Spine-related disorders account for the largest proportion of musculoskeletal complaints in industrialized countries. Magnetic Resonance (MR) imaging provides an excellent diagnostic tool for assessing common spine pathologies, including, disc prolapse or herniation, vertebrae or disc degeneration, and osteoporosis. Traditionally, the radiological spine exam consists of acquisition of several multi-slice two-dimensional (2D) MR scans with thick slices, usually in the sagittal and axial directions. Recent advances in MR hardware, software and MR sequence design introduce new possibilities in musculoskeletal radiology, such as acquisition of high resolution three-dimensional (3D) scans. Acquisition of contiguous thin slices has been shown to improve the depiction and visualization of anatomical structures, to increase diagnostic sensitivity and the 3D images can be reformatted to visualize the acquired volume in any plane, therefore reducing the acquisition time. Although these images visualize the spine tissues in higher resolution, they also increase the amount and complexity of the data that has to be processed in clinical settings or research trials, requiring devotion of significant radiological resources and specialist time.
Efficient informatics tools offer considerable opportunities for radiological assessment of high resolution volumetric data. Computer-Aided Diagnosis (CAD) devices have been used in many clinical procedures to alleviate time-consuming and tedious tasks, such as the segmentation of anatomical features, morphological assessment or region-of-interest delineation. Previous spine CAD systems have predominantly focused on 2D MR, computed tomography (CT) or X-ray imaging modalities, while the potential of automated analysis of the relatively novel high resolution spine MR data remain largely unexplored. One accountable factor is the fact that the volumetric nature of the novel MR data challenges existing automated spine processing techniques due to the high resolution and the underlying imaging artifacts.
The goal of this research is to develop sophisticated image processing techniques for the new 3D MR acquisition protocol. These tools will deliver accurate and precise quantitative data that can help the clinical assessment of common spine disorders. To this end, the specific aims of this research were: (1) develop an algorithm for automated 3D segmentation of vertebral bodies (VBs) and intervertebral discs (IVDs) from high resolution 3D MR scans; (2) extract accurate and reproducible quantitative morphological measurements form the MR scans; and (3) use the segmentation algorithm and the extracted measures to design a CAD system for the detection of a selected spine pathology. In this thesis, we have focused on the clinical example of the degenerative disc disease due to its high prevalence and unclear relationships to patient’s clinical symptoms, and therefore potentially benefiting from reproducible and objective computer-aided assessment.
An innovative automated segmentation algorithm combining object recognition techniques for spine localization and active shape models for deformable segmentation was developed (Aim 1). A subset of 14 cases was manually segmented and used for quantitative assessment. The method was applied to MR images of 28 subjects acquired with the T2-weighted 3D SPACE sequence and competitive results were obtained for both IVDs and VBs. The presented technique outperforms existing 3D MR segmentation algorithms for VBs in accuracy, while it is the first time that an intrinsically 3D approach is presented for segmentation of IVDs from volumetric scans.
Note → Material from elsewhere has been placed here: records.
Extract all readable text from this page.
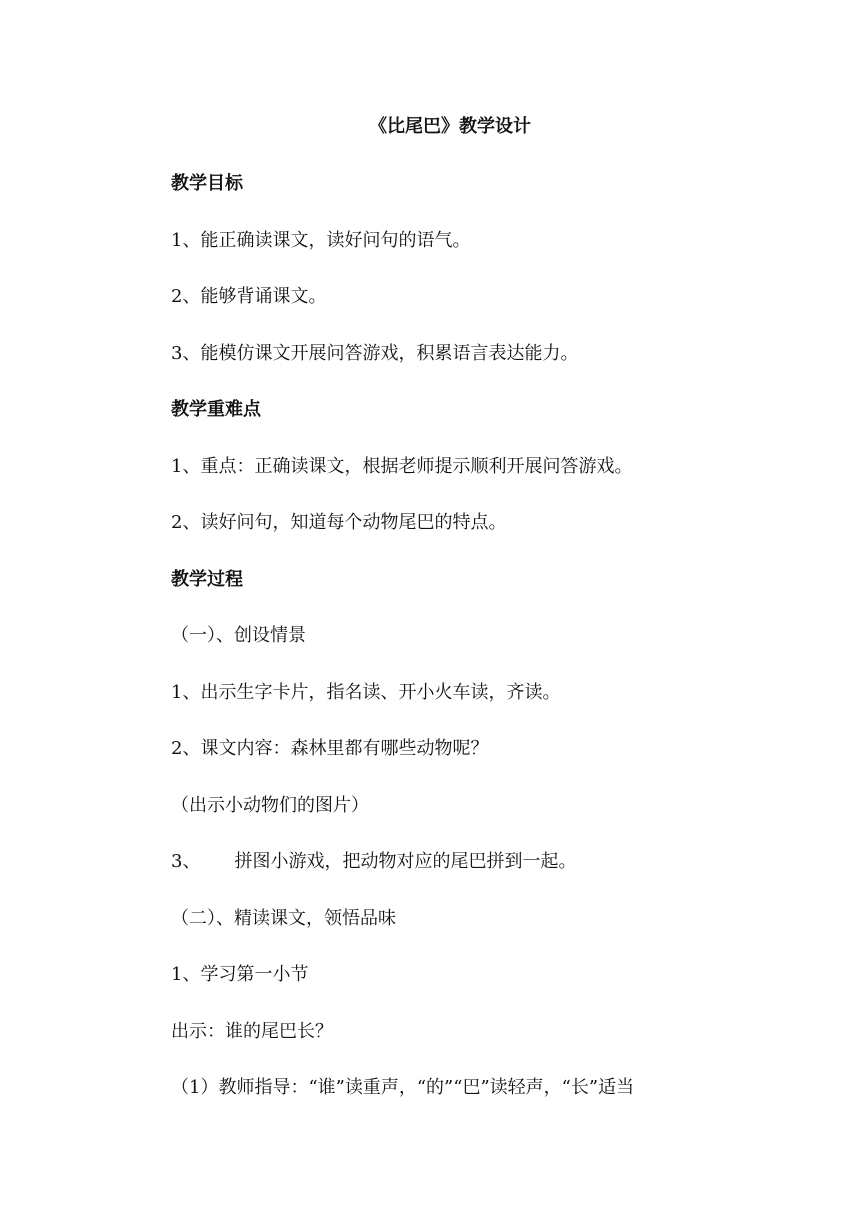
《比尾巴》教学设计
教学目标
1、能正确读课文，读好问句的语气。
2、能够背诵课文。
3、能模仿课文开展问答游戏，积累语言表达能力。
教学重难点
1、重点：正确读课文，根据老师提示顺利开展问答游戏。
2、读好问句，知道每个动物尾巴的特点。
教学过程
（一）、创设情景
1、出示生字卡片，指名读、开小火车读，齐读。
2、课文内容：森林里都有哪些动物呢？
（出示小动物们的图片）
3、 拼图小游戏，把动物对应的尾巴拼到一起。
（二）、精读课文，领悟品味
1、学习第一小节
出示：谁的尾巴长？
（1）教师指导：“谁”读重声，“的”“巴”读轻声，“长”适当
A study on reliability and validity of automatically extracted IVD measurements (height and volume) was performed using manual measurements on MR images of 7 subjects acquired under three conditions (baseline, pre-exercise, post-exercise) (Aim 2). Strong test re-test reproducibility (baseline, pre-exercise) was found for both methods (computerized and manual), and good concurrent agreement was found. Both methods detected significant longitudinal changes following 30 minutes of moderate intensity exercise. The computerized method therefore provides accurate volumetric IVD measurements for analysis of large cross-sectional, interventional or longitudinal studies, not feasible with traditionally used manual techniques.
A CAD system for classification of degenerated IVDs from T2-weighted 3D SPACE and routine clinical 2D turbo spin echo MR images was developed (Aim 3). The classification is based on novel 3D morphological and signal intensity features and the approach was evaluated on two datasets: asymptomatic volunteers (28 subjects) and symptomatic patients (11 cases). The approach was successful in detecting both early and advanced IVD degeneration in both image types and showed that the proposed 3D morphological features offer significant advantage over previously used 2D morphological features in CAD of the degenerative disc disease.
The results show that the high resolution volumetric MR scans contain salient anatomical and diagnostic information, and reveal the potential of the proposed innovative computerized tools for automated processing of spine MR images. The technical developments described in this thesis can provide new insights for large-scale pathogenic studies of spine disorders and supply an objective method that can be seamlessly integrated into the clinical workflow.